In the following example, you attach a shadow in the constructor. Then you create a button, and you don’t append it to the element directly (this
) but to its newly created shadow DOM (this.shadowRoot
).
class CustomButton extends HTMLElement {
constructor() {
super();
this.attachShadow({ mode: "open" });
const button = document.createElement("button");
button.textContent = "Click me";
this.shadowRoot.append(button);
}
}
customElements.define("the-button", CustomButton);
The opposite of the shadow DOM is the light DOM. That’s basically the good ol’ DOM you’re used to working with.

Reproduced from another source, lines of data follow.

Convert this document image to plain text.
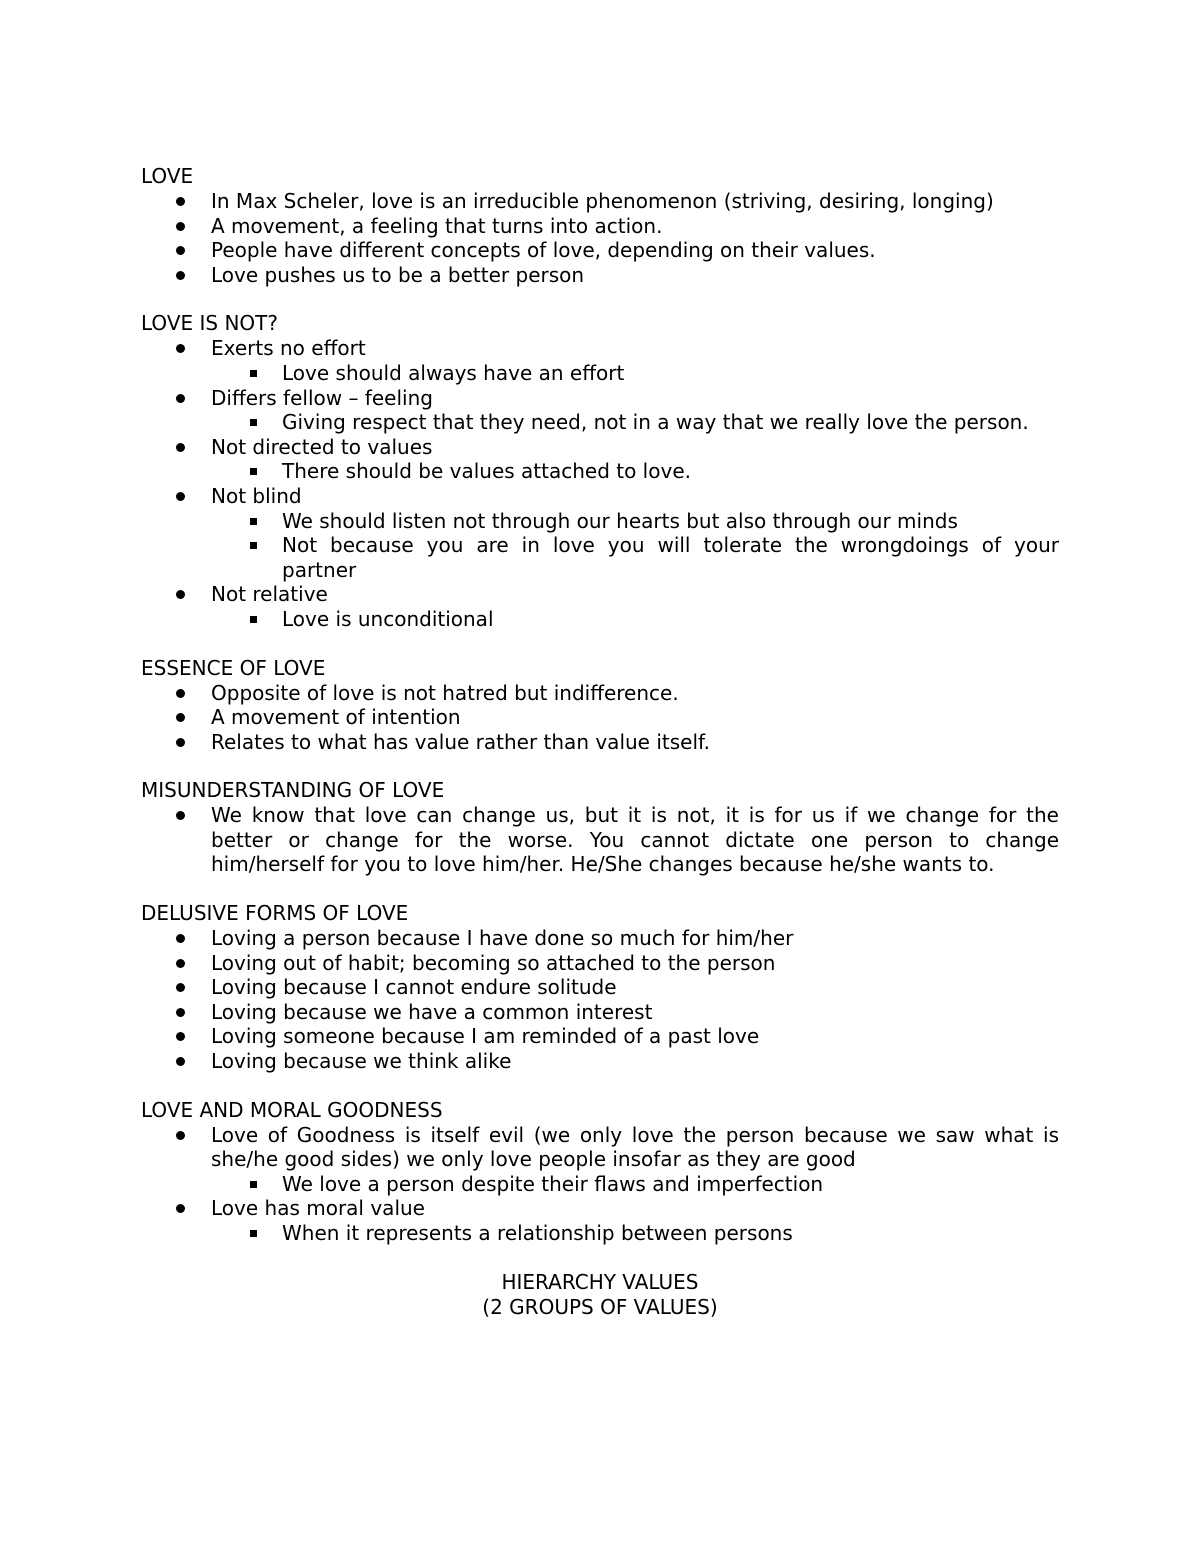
LOVE

In Max Scheler, love is an irreducible phenomenon (striving, desiring, longing)
A movement, a feeling that turns into action.
People have different concepts of love, depending on their values.
Love pushes us to be a better person

LOVE IS NOT?

Exerts no effort
Love should always have an effort
Differs fellow – feeling
Giving respect that they need, not in a way that we really love the person.
Not directed to values
There should be values attached to love.
Not blind
We should listen not through our hearts but also through our minds
Not because you are in love you will tolerate the wrongdoings of your partner
Not relative
Love is unconditional

ESSENCE OF LOVE

Opposite of love is not hatred but indifference.
A movement of intention
Relates to what has value rather than value itself.

MISUNDERSTANDING OF LOVE

We know that love can change us, but it is not, it is for us if we change for the better or change for the worse. You cannot dictate one person to change him/herself for you to love him/her. He/She changes because he/she wants to.

DELUSIVE FORMS OF LOVE

Loving a person because I have done so much for him/her
Loving out of habit; becoming so attached to the person
Loving because I cannot endure solitude
Loving because we have a common interest
Loving someone because I am reminded of a past love
Loving because we think alike

LOVE AND MORAL GOODNESS

Love of Goodness is itself evil (we only love the person because we saw what is she/he good sides) we only love people insofar as they are good
We love a person despite their flaws and imperfection
Love has moral value
When it represents a relationship between persons

HIERARCHY VALUES

(2 GROUPS OF VALUES)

If we add three native buttons and your new custom button that encapsulates a native button to the light DOM and log document.querySelectorAll(‘button’).length
, we get 3. We see four buttons, but only three of them are available in the light root of the document.
<button>Click me</button>
<button>Click me</button>
<my-button></my-button>
<button>Click me</button>
<script>
console.log(document.querySelectorAll('button').length) // => 3
</script>
And if you add a rule to the global stylesheets, only buttons in light DOM will be affected.
button {
border: 4px solid;
}
If you run this.querySelectorAll('*')
in the component, you get zero elements, and if you run this.shadowRoot.querySelectorAll('*')
you get one element (the button).
connectedCallback() {
console.log(this.querySelectorAll('*').length) // => 0
console.log(this.shadowRoot.querySelectorAll('*').length) // => 1
}
See the Pen Shadow DOM: DOM encapsulation by Manuel Matuzovic (@matuzo) on CodePen.
ES Modules
If you want to, you can turn your component file into a module and export the Class. Now, you can import it in another file.
class TheModule extends HTMLElement {
constructor() {
super();
this.attachShadow({ mode: "open" });
}
connectedCallback() {
this.shadowRoot.textContent = "A module";
}
}
customElements.define("the-module", TheModule);
export { TheModule };
<script type="module">
import { TheModule } from './the-module.js';
</script>
<the-module></the-module>
HTML Templates
Creating HTML elements in JavaScript can be tedious and confusing, especially in larger components. HTML template enables you to write reusable chunks of markup that are not rendered in the DOM but can still be referenced using JavaScript.
In the following example, you have a <the-template>
custom element and a template with the id a-template
.
<the-template></the-template>
<template id="a-template">
<h2>Coming from a template</h2>
</template>
In the component code, you clone the template content and append it to the component's shadow root. This allows you to write HTML in HTML and use it in your JavaScript code.
class TheTemplate extends HTMLElement {
constructor() {
super();
this.attachShadow({ mode: "open" });
let template = document.getElementById("a-template");
let templateContent = template.content;
this.shadowRoot.appendChild(templateContent.cloneNode(true));
}
}
customElements.define("the-template", TheTemplate);
Coming from a template
I'd say that's a enough for an intro to web components. Now you hopefully roughly know what they are.